Tory Remainers and Labour’s shadow Brexit secretary Sir Keir Starmer, debating the Brexit bill for a second day in the Commons, said the inclusion of the Northern Ireland amendment meant the only option was to now “reproduce the customs union and the single market”.
Sir Keir said: “If maximum facilitation does involve infrastructure checks or controls, it would be unlawful under the provision passed yesterday, therefore it cannot happen.
“The only answer to no hard border in Northern Ireland in the end is a customs union and high levels of market alignment, the fact that was accepted by the Government and turned into domestic law gives it a status it didn’t have until yesterday.”
Tory MP Heidi Allen (South Cambridgeshire) responded to his point, saying: “It’s huge, it actually says I think logically we will have to come to a customs union agreement, partnership, love dance, don’t care what you call it, that’s what we will need to avoid any border to Northern Ireland.”
Former attorney general Dominic Grieve also agreed, saying: “Not only will we have to stay in a form of customs arrangement amounting to a union, but we’re also going to have to have a high level of regulatory alignment because otherwise the life that takes place along the border will be impossible because of different regulations on either side.”
Solicitor General Robert Buckland later said leaving with a no deal and trading under World Trade Organisation rules would be inconsistent with Government policy on the Northern Ireland border.

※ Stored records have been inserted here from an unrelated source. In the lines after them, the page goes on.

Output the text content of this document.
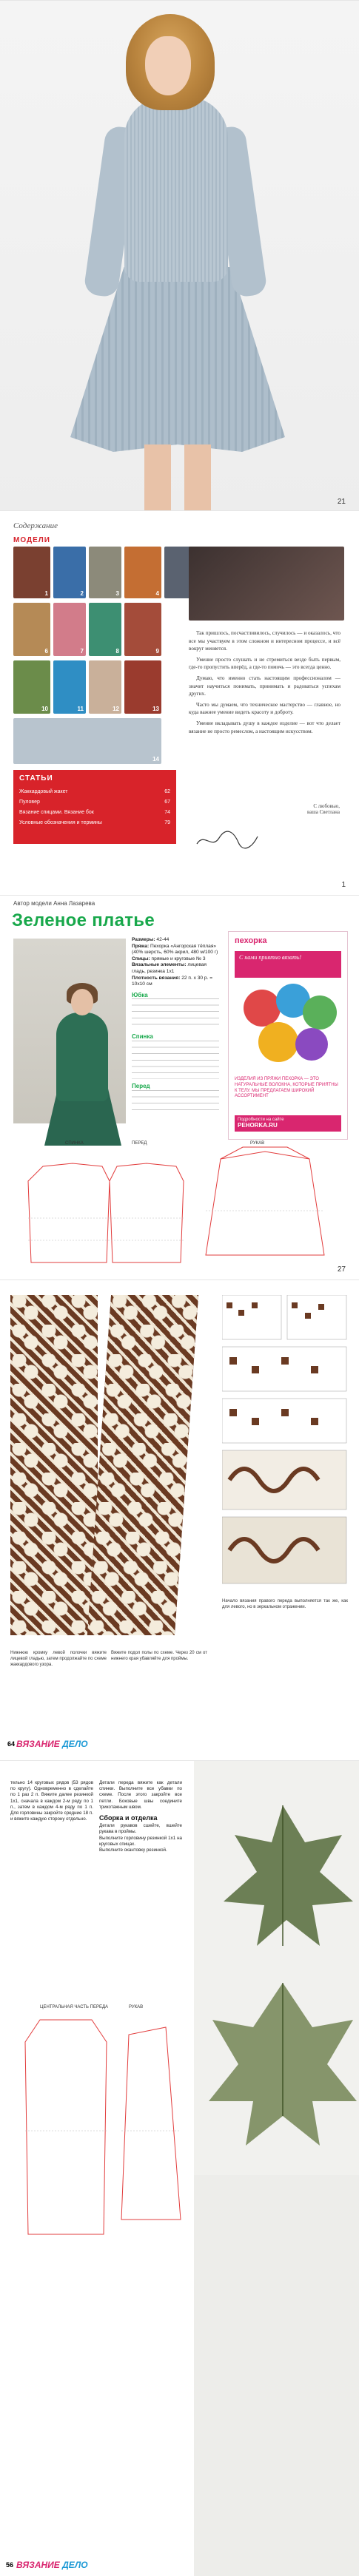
21
Содержание
МОДЕЛИ
1	2	3	4
6	7	8	9
10	11	12	13
14
СТАТЬИ
Жаккардовый жакет	62
Пуловер	67
Вязание спицами. Вязание бок	74
Условные обозначения и термины	79

Так пришлось, посчастливилось, случилось — и оказалось, что все мы участвуем в этом сложном и интересном процессе, и всё вокруг меняется.

Умение просто слушать и не стремиться везде быть первым, где-то пропустить вперёд, а где-то помочь — это всегда ценно.

Думаю, что именно стать настоящим профессионалом — значит научиться понимать, принимать и радоваться успехам других.

Часто мы думаем, что техническое мастерство — главное, но куда важнее умение видеть красоту и доброту.

Умение вкладывать душу в каждое изделие — вот что делает вязание не просто ремеслом, а настоящим искусством.

С любовью,
ваша Светлана
1
Автор модели Анна Лазарева
Зеленое платье
Размеры: 42-44
Пряжа: Пехорка «Ангорская тёплая» (40% шерсть, 60% акрил, 480 м/100 г)
Спицы: прямые и круговые № 3
Вязальные элементы: лицевая гладь, резинка 1х1
Плотность вязания: 22 п. х 30 р. = 10х10 см
Юбка
Спинка
Перед
пехорка
С нами приятно вязать!
ИЗДЕЛИЯ ИЗ ПРЯЖИ ПЕХОРКА — ЭТО НАТУРАЛЬНЫЕ ВОЛОКНА, КОТОРЫЕ ПРИЯТНЫ К ТЕЛУ. МЫ ПРЕДЛАГАЕМ ШИРОКИЙ АССОРТИМЕНТ
Подробности на сайте
PEHORKA.RU
СПИНКА	ПЕРЕД	РУКАВ
27
Нижнюю кромку левой полочки вяжите лицевой гладью, затем продолжайте по схеме жаккардового узора.
Вяжите подол полы по схеме. Через 20 см от нижнего края убавляйте для проймы.
Начало вязания правого переда выполняется так же, как для левого, но в зеркальном отражении.
64 ВЯЗАНИЕ ДЕЛО
тельно 14 круговых рядов (53 рядов по кругу). Одновременно в сделайте по 1 раз 2 п. Вяжите далее резинкой 1х1, сначала в каждом 2-м ряду по 1 п., затем в каждом 4-м ряду по 1 п. Для горловины закройте средние 18 п. и вяжите каждую сторону отдельно.
Детали переда вяжите как детали спинки. Выполните все убавки по схеме. После этого закройте все петли. Боковые швы соедините трикотажным швом.
Сборка и отделка
Детали рукавов сшейте, вшейте рукава в проймы.
Выполните горловину резинкой 1х1 на круговых спицах.
Выполните окантовку резинкой.
ЦЕНТРАЛЬНАЯ ЧАСТЬ ПЕРЕДА	РУКАВ
56 ВЯЗАНИЕ ДЕЛО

It followed a question from Labour’s Chuka Umunna who asked: “Does he accept that if we were to leave with no deal and we were trading on WTO rules, that under WTO rules would necessitate a border, therefore leaving with no deal is inconsistent with Government policy as he has just stated it?”

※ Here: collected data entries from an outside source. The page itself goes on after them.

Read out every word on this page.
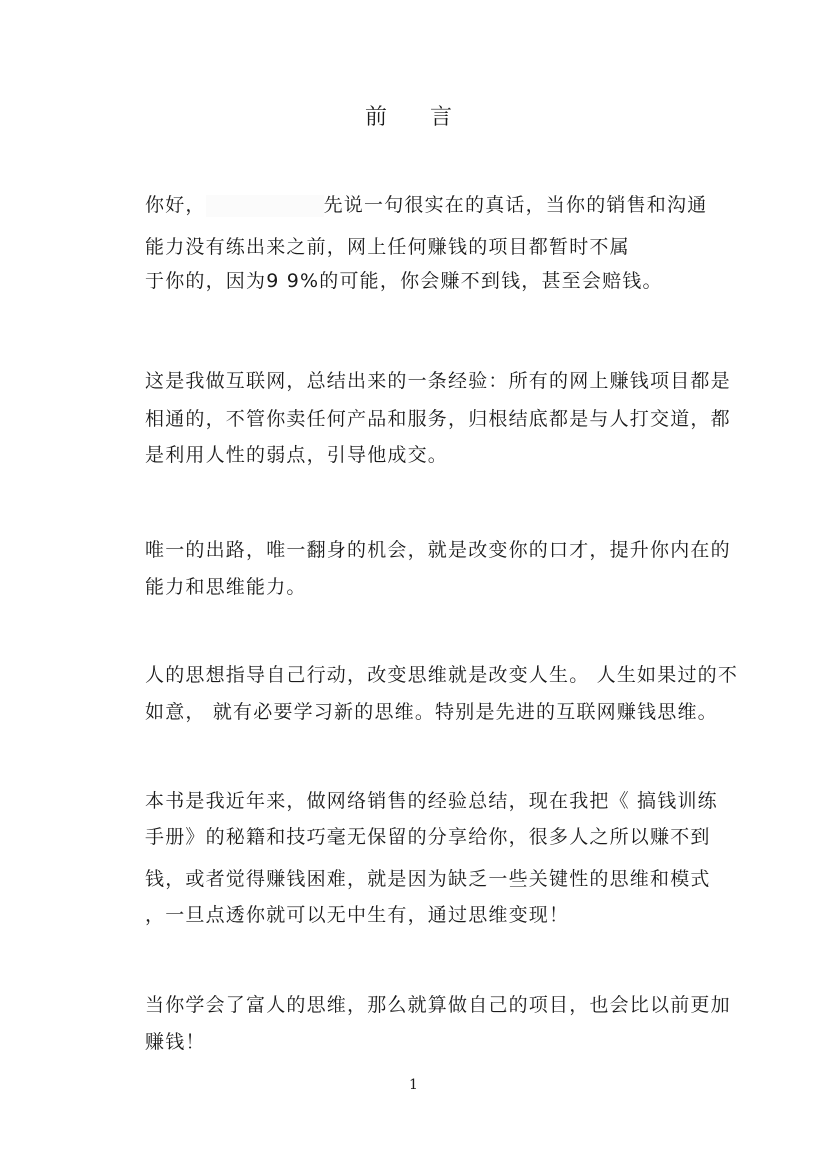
前 言
你好，	先说一句很实在的真话，当你的销售和沟通
能力没有练出来之前，网上任何赚钱的项目都暂时不属
于你的，因为9 9%的可能，你会赚不到钱，甚至会赔钱。
这是我做互联网，总结出来的一条经验：所有的网上赚钱项目都是
相通的，不管你卖任何产品和服务，归根结底都是与人打交道，都
是利用人性的弱点，引导他成交。
唯一的出路，唯一翻身的机会，就是改变你的口才，提升你内在的
能力和思维能力。
人的思想指导自己行动，改变思维就是改变人生。 人生如果过的不
如意， 就有必要学习新的思维。特别是先进的互联网赚钱思维。
本书是我近年来，做网络销售的经验总结，现在我把《 搞钱训练
手册》的秘籍和技巧毫无保留的分享给你，很多人之所以赚不到
钱，或者觉得赚钱困难，就是因为缺乏一些关键性的思维和模式
，一旦点透你就可以无中生有，通过思维变现！
当你学会了富人的思维，那么就算做自己的项目，也会比以前更加
赚钱！
1
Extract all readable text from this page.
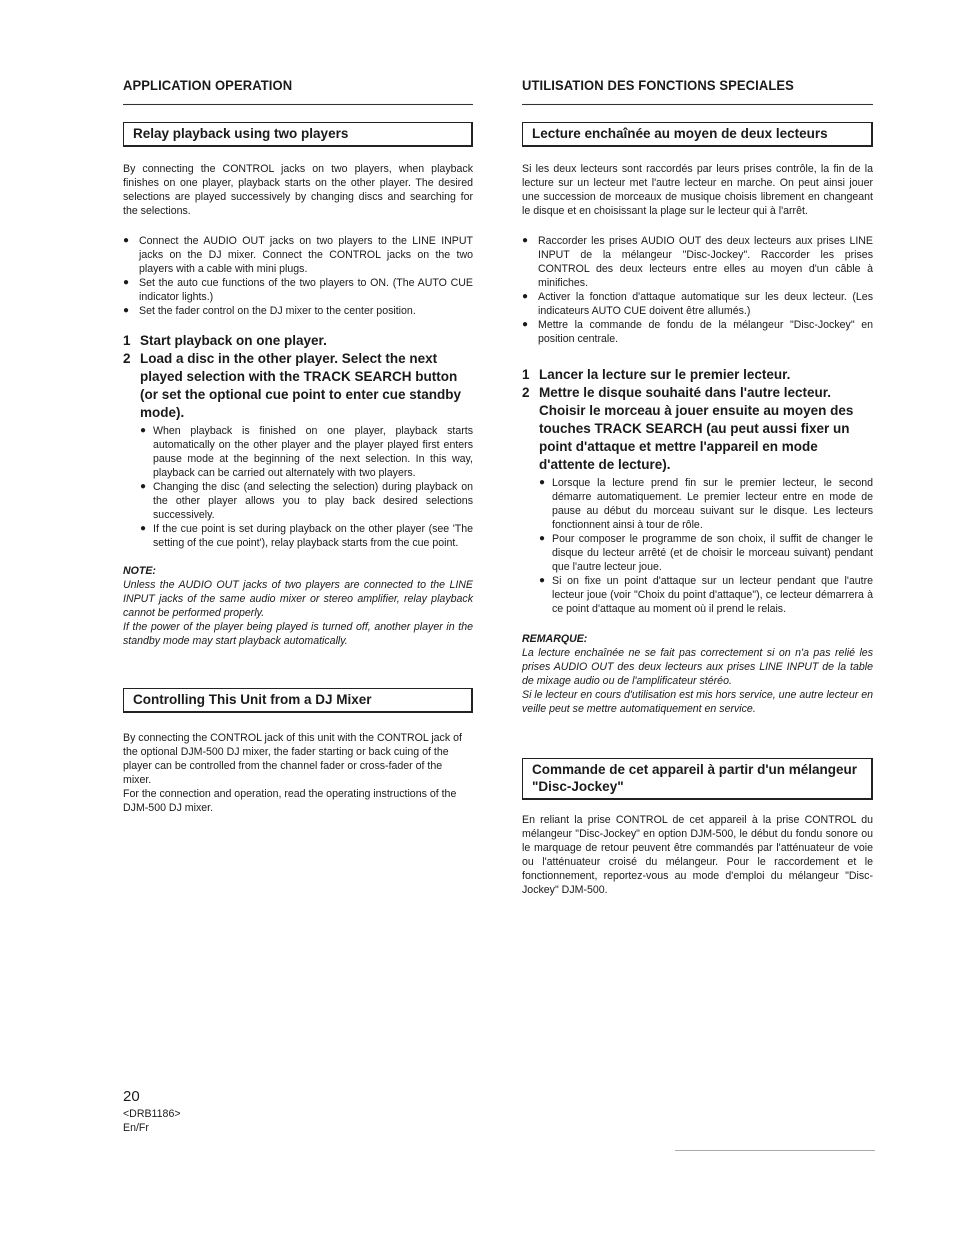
APPLICATION OPERATION
Relay playback using two players

By connecting the CONTROL jacks on two players, when playback finishes on one player, playback starts on the other player. The desired selections are played successively by changing discs and searching for the selections.

● Connect the AUDIO OUT jacks on two players to the LINE INPUT jacks on the DJ mixer. Connect the CONTROL jacks on the two players with a cable with mini plugs.
● Set the auto cue functions of the two players to ON. (The AUTO CUE indicator lights.)
● Set the fader control on the DJ mixer to the center position.
1 Start playback on one player.
2 Load a disc in the other player. Select the next played selection with the TRACK SEARCH button (or set the optional cue point to enter cue standby mode).
● When playback is finished on one player, playback starts automatically on the other player and the player played first enters pause mode at the beginning of the next selection. In this way, playback can be carried out alternately with two players.
● Changing the disc (and selecting the selection) during playback on the other player allows you to play back desired selections successively.
● If the cue point is set during playback on the other player (see 'The setting of the cue point'), relay playback starts from the cue point.
NOTE:

Unless the AUDIO OUT jacks of two players are connected to the LINE INPUT jacks of the same audio mixer or stereo amplifier, relay playback cannot be performed properly.

If the power of the player being played is turned off, another player in the standby mode may start playback automatically.

Controlling This Unit from a DJ Mixer

By connecting the CONTROL jack of this unit with the CONTROL jack of the optional DJM-500 DJ mixer, the fader starting or back cuing of the player can be controlled from the channel fader or cross-fader of the mixer.

For the connection and operation, read the operating instructions of the DJM-500 DJ mixer.

UTILISATION DES FONCTIONS SPECIALES
Lecture enchaînée au moyen de deux lecteurs

Si les deux lecteurs sont raccordés par leurs prises contrôle, la fin de la lecture sur un lecteur met l'autre lecteur en marche. On peut ainsi jouer une succession de morceaux de musique choisis librement en changeant le disque et en choisissant la plage sur le lecteur qui à l'arrêt.

● Raccorder les prises AUDIO OUT des deux lecteurs aux prises LINE INPUT de la mélangeur "Disc-Jockey". Raccorder les prises CONTROL des deux lecteurs entre elles au moyen d'un câble à minifiches.
● Activer la fonction d'attaque automatique sur les deux lecteur. (Les indicateurs AUTO CUE doivent être allumés.)
● Mettre la commande de fondu de la mélangeur "Disc-Jockey" en position centrale.
1 Lancer la lecture sur le premier lecteur.
2 Mettre le disque souhaité dans l'autre lecteur. Choisir le morceau à jouer ensuite au moyen des touches TRACK SEARCH (au peut aussi fixer un point d'attaque et mettre l'appareil en mode d'attente de lecture).
● Lorsque la lecture prend fin sur le premier lecteur, le second démarre automatiquement. Le premier lecteur entre en mode de pause au début du morceau suivant sur le disque. Les lecteurs fonctionnent ainsi à tour de rôle.
● Pour composer le programme de son choix, il suffit de changer le disque du lecteur arrêté (et de choisir le morceau suivant) pendant que l'autre lecteur joue.
● Si on fixe un point d'attaque sur un lecteur pendant que l'autre lecteur joue (voir "Choix du point d'attaque"), ce lecteur démarrera à ce point d'attaque au moment où il prend le relais.
REMARQUE:

La lecture enchaînée ne se fait pas correctement si on n'a pas relié les prises AUDIO OUT des deux lecteurs aux prises LINE INPUT de la table de mixage audio ou de l'amplificateur stéréo.

Si le lecteur en cours d'utilisation est mis hors service, une autre lecteur en veille peut se mettre automatiquement en service.

Commande de cet appareil à partir d'un mélangeur "Disc-Jockey"

En reliant la prise CONTROL de cet appareil à la prise CONTROL du mélangeur "Disc-Jockey" en option DJM-500, le début du fondu sonore ou le marquage de retour peuvent être commandés par l'atténuateur de voie ou l'atténuateur croisé du mélangeur. Pour le raccordement et le fonctionnement, reportez-vous au mode d'emploi du mélangeur "Disc-Jockey" DJM-500.

20
<DRB1186>
En/Fr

Mr Buckland replied: “I entirely agree: the Government’s policy is to achieve a deal because we are mindful of the points that he and others understand.”
Yvette Cooper, Labour chairwoman of the Home Affairs Select Committee, warned against a “Dad’s Army version of Brexit” and said the UK is in danger of “turning ourselves into a national joke” by not focusing on the real issues. Ms Cooper added she believes there is a majority across the country and Government in favour of a “close economic relationship”, which means some version of single market participation – or as close as the UK can get to it.
Mr Buckland. “So, let’s not go down that road.”
Asked on Sky News about discussions on changes proposed by senior pro-EU Tory Dominic Grieve, Conservative vice-chairman Chris Skidmore said only that they “may lead to an amendment next week”.
Mrs May met a group of 15-20 potential rebels face-to-face in her private office at the Commons on Tuesday moments before what threatened to be one of the most significant defeats of her time as Prime Minister.
Minutes later, all but two of the Tory MPs voted with the Government to reject a Lords amendment
that would have given Parliament the power to tell the PM to go back and renegotiate the Brexit deal she secures from Brussels.
Mr Grieve withdrew his own amendment, which would have given MPs powers to dictate what the Government should do if no acceptable agreement is reached by February 2019.
He said Mrs May promised to table amendments in the House of Lords based on his own proposal for Parliament to be consulted on the way forward if no deal is agreed by the end of November.
But a spokesman for David Davis’s Department for Exiting the European Union later said the Brexit Secretary had set out three tests that any new amendment has to meet:
■ Not undermining negotiations;
■ not changing the constitutional role of Parliament and Government in negotiating international treaties; and
■ respecting the referendum result. “We have not, and will not, agree to the House of Commons binding the Government’s hands in the negotiations,” the spokesman said.